In the digital economy of 2023, organisations can get access to more data than ever, all of which aids in the understanding and improving of processes – ultimately helping to reduce wasted time and finances.
Without efficient data management, an organisation puts itself at risk of falling behind the competition, with slower operations, poorly informed decisions, and a higher chance of cyberattacks and identity theft.
For laboratories creating materials to supply to the market, however, data management has a number of factors. Different types of data management include data preparation, pipelines, governance, security, modelling, ETLs, and more.
This makes it difficult for labs that need all of their data in one place, with the ability to actually conduct a comprehensive analysis. It’s also the reason why many labs are turning to materials informatics.
What Is Materials Informatics?
Materials informatics (or MI0) has been around since 2011, but it’s only in the last few years that its application has been spreading – just as digitisation has made a vast amount of data to become more accessible.
To give it a broad definition, materials informatics is the use of data and ML (machine learning) to give insight into business, processing and scientific fields. It does this by learning from past experiences to optimise tasks, input parameters and predict output properties.
What Is The Connection Between Materials Informatics And Data Management?
In 2023, the Application of Materials Informatics in Industry data management has proven crucial. Because it is made up of various technologies from various fields – including properties, experiments, cloud computing, and security – materials informatics has the ability to handle vast amounts of data at high speed, which similarly helps to increase the flow of innovation and accelerate the traditional steps to define processes.
When it comes to data management, one of the most urgent challenges for organisations comes in the lack of organisational memory and knowledge.

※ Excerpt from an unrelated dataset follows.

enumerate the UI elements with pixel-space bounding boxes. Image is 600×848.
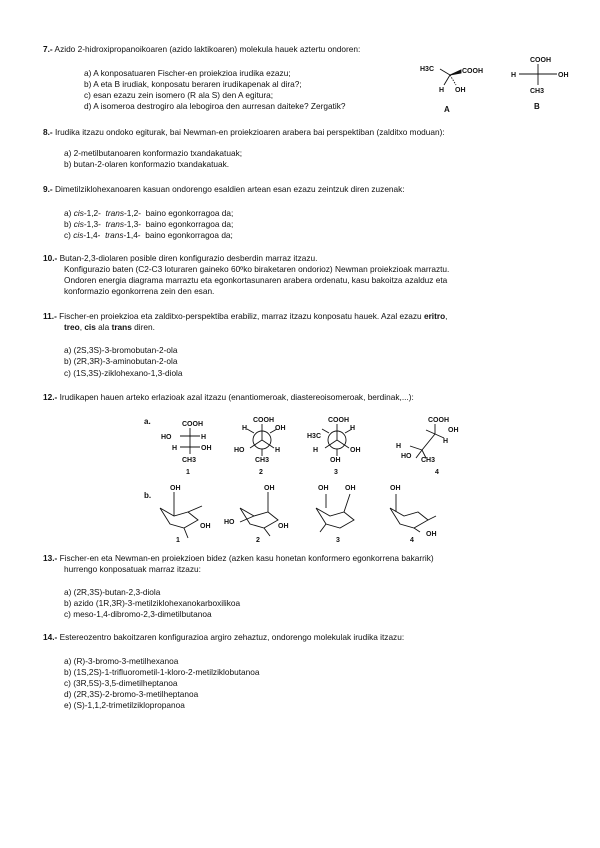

The same is undoubtedly true in the field of science. Because data is spread across several areas, it has become difficult to gather it together and analyse it, which means that not all the data is actually being recorded.

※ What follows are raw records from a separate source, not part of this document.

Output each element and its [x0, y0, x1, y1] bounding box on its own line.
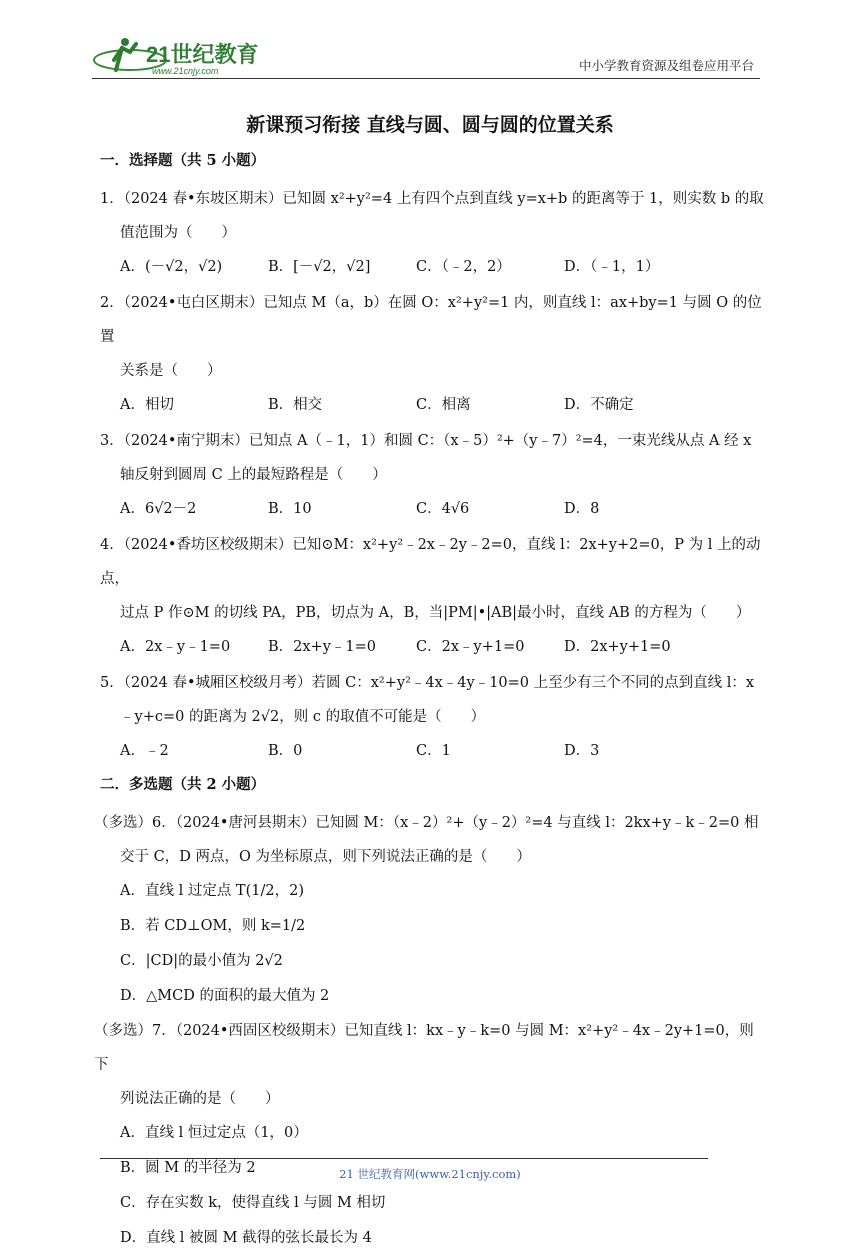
question-6: [94, 806, 765, 1014]
platform-name: 中小学教育资源及组卷应用平台: [578, 58, 754, 73]
q6-option-d: D．△MCD 的面积的最大值为 2: [120, 988, 330, 1004]
q5-option-c: C．1: [416, 743, 451, 759]
svg-text:www.21cnjy.com: www.21cnjy.com: [152, 66, 219, 76]
q4-option-a: A．2x﹣y﹣1=0: [120, 639, 231, 655]
q6-option-c: C．|CD|的最小值为 2√2: [120, 953, 283, 969]
question-2: [100, 286, 765, 422]
footer-divider: [100, 1158, 708, 1159]
header-divider: [92, 78, 760, 79]
logo-icon: [92, 30, 262, 78]
q7-option-c: C．存在实数 k，使得直线 l 与圆 M 相切: [120, 1195, 386, 1211]
q3-option-d: D．8: [564, 501, 600, 517]
section-heading-1: 一．选择题（共 5 小题）: [100, 152, 266, 169]
footer-link[interactable]: 21 世纪教育网(www.21cnjy.com): [339, 1167, 521, 1181]
section-heading-2: 二．多选题（共 2 小题）: [100, 776, 266, 793]
q2-option-d: D．不确定: [564, 397, 634, 413]
q2-option-b: B．相交: [268, 397, 323, 413]
question-4: [100, 528, 765, 664]
q4-option-d: D．2x+y+1=0: [564, 639, 671, 655]
question-4-line1: 4．（2024•香坊区校级期末）已知⊙M：x²+y²﹣2x﹣2y﹣2=0，直线 l：2x+y+2=0，P 为 l 上的动点，: [100, 537, 761, 587]
q1-option-a: A．(－√2，√2): [120, 259, 223, 275]
question-3-line1: 3．（2024•南宁期末）已知点 A（﹣1，1）和圆 C：（x﹣5）²+（y﹣7）²=4，一束光线从点 A 经 x: [100, 433, 752, 449]
q3-option-b: B．10: [268, 501, 312, 517]
question-3-line2: 轴反射到圆周 C 上的最短路程是（ ）: [120, 467, 387, 483]
document-body: [94, 150, 765, 1256]
q1-option-d: D．（﹣1，1）: [564, 259, 660, 275]
q4-option-b: B．2x+y﹣1=0: [268, 639, 376, 655]
q7-option-b: B．圆 M 的半径为 2: [120, 1160, 256, 1176]
question-3: [100, 424, 765, 526]
q7-option-a: A．直线 l 恒过定点（1，0）: [120, 1125, 308, 1141]
q4-option-c: C．2x﹣y+1=0: [416, 639, 525, 655]
question-1-line2: 值范围为（ ）: [120, 225, 236, 241]
page-header: [92, 30, 760, 80]
q6-option-b: B．若 CD⊥OM，则 k=1/2: [120, 918, 306, 934]
q6-option-a: A．直线 l 过定点 T(1/2，2): [120, 883, 304, 899]
q3-option-c: C．4√6: [416, 501, 470, 517]
question-6-line1: （多选）6．（2024•唐河县期末）已知圆 M：（x﹣2）²+（y﹣2）²=4 与直线 l：2kx+y﹣k﹣2=0 相: [94, 815, 759, 831]
question-1-line1: 1．（2024 春•东坡区期末）已知圆 x²+y²=4 上有四个点到直线 y=x+b 的距离等于 1，则实数 b 的取: [100, 191, 764, 207]
svg-text:21世纪教育: 21世纪教育: [146, 42, 259, 67]
question-5-line1: 5．（2024 春•城厢区校级月考）若圆 C：x²+y²﹣4x﹣4y﹣10=0 上至少有三个不同的点到直线 l：x: [100, 675, 755, 691]
question-5-line2: ﹣y+c=0 的距离为 2√2，则 c 的取值不可能是（ ）: [120, 709, 486, 725]
q5-option-a: A．﹣2: [120, 743, 169, 759]
question-5: [100, 666, 765, 768]
question-7-line2: 列说法正确的是（ ）: [120, 1091, 280, 1107]
q5-option-b: B．0: [268, 743, 303, 759]
page-title: 新课预习衔接 直线与圆、圆与圆的位置关系: [246, 114, 614, 136]
question-6-line2: 交于 C，D 两点，O 为坐标原点，则下列说法正确的是（ ）: [120, 849, 531, 865]
question-7-line1: （多选）7．（2024•西固区校级期末）已知直线 l：kx﹣y﹣k=0 与圆 M：x²+y²﹣4x﹣2y+1=0，则下: [94, 1023, 754, 1073]
question-7: [94, 1014, 765, 1256]
q3-option-a: A．6√2－2: [120, 501, 197, 517]
q7-option-d: D．直线 l 被圆 M 截得的弦长最长为 4: [120, 1230, 372, 1246]
question-2-line2: 关系是（ ）: [120, 363, 222, 379]
q5-option-d: D．3: [564, 743, 600, 759]
q1-option-b: B．[－√2，√2]: [268, 259, 371, 275]
q2-option-c: C．相离: [416, 397, 471, 413]
q2-option-a: A．相切: [120, 397, 174, 413]
q1-option-c: C．（﹣2，2）: [416, 259, 511, 275]
question-4-line2: 过点 P 作⊙M 的切线 PA，PB，切点为 A，B，当|PM|•|AB|最小时，直线 AB 的方程为（ ）: [120, 605, 751, 621]
question-1: [100, 182, 765, 284]
question-2-line1: 2．（2024•屯白区期末）已知点 M（a，b）在圆 O：x²+y²=1 内，则直线 l：ax+by=1 与圆 O 的位置: [100, 295, 762, 345]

With materials informatics, however, all data can be gathered together on one platform, increasing the access and visibility of all knowledge. This then provides a real solution for extracting the insights of that data, using a combination of AI and ML to analyse, visualise, and then apply insights and predictability.
The Value Of Materials Informatics
Whether it’s for processing, materials development, or simple data management, materials informatics allows organisations to efficiently leverage their data and utilise advanced AI algorithms to uncover every hidden insight.
Not only this but the ML elements of materials informatics grow to understand the specifics of an organisation over time, meaning it continues to optimise the way it uncovers and analyses the data to further develop operations.
With the field of materials informatics advancing at a rapid pace, it is likely that more and more laboratories will take advantage over the coming years.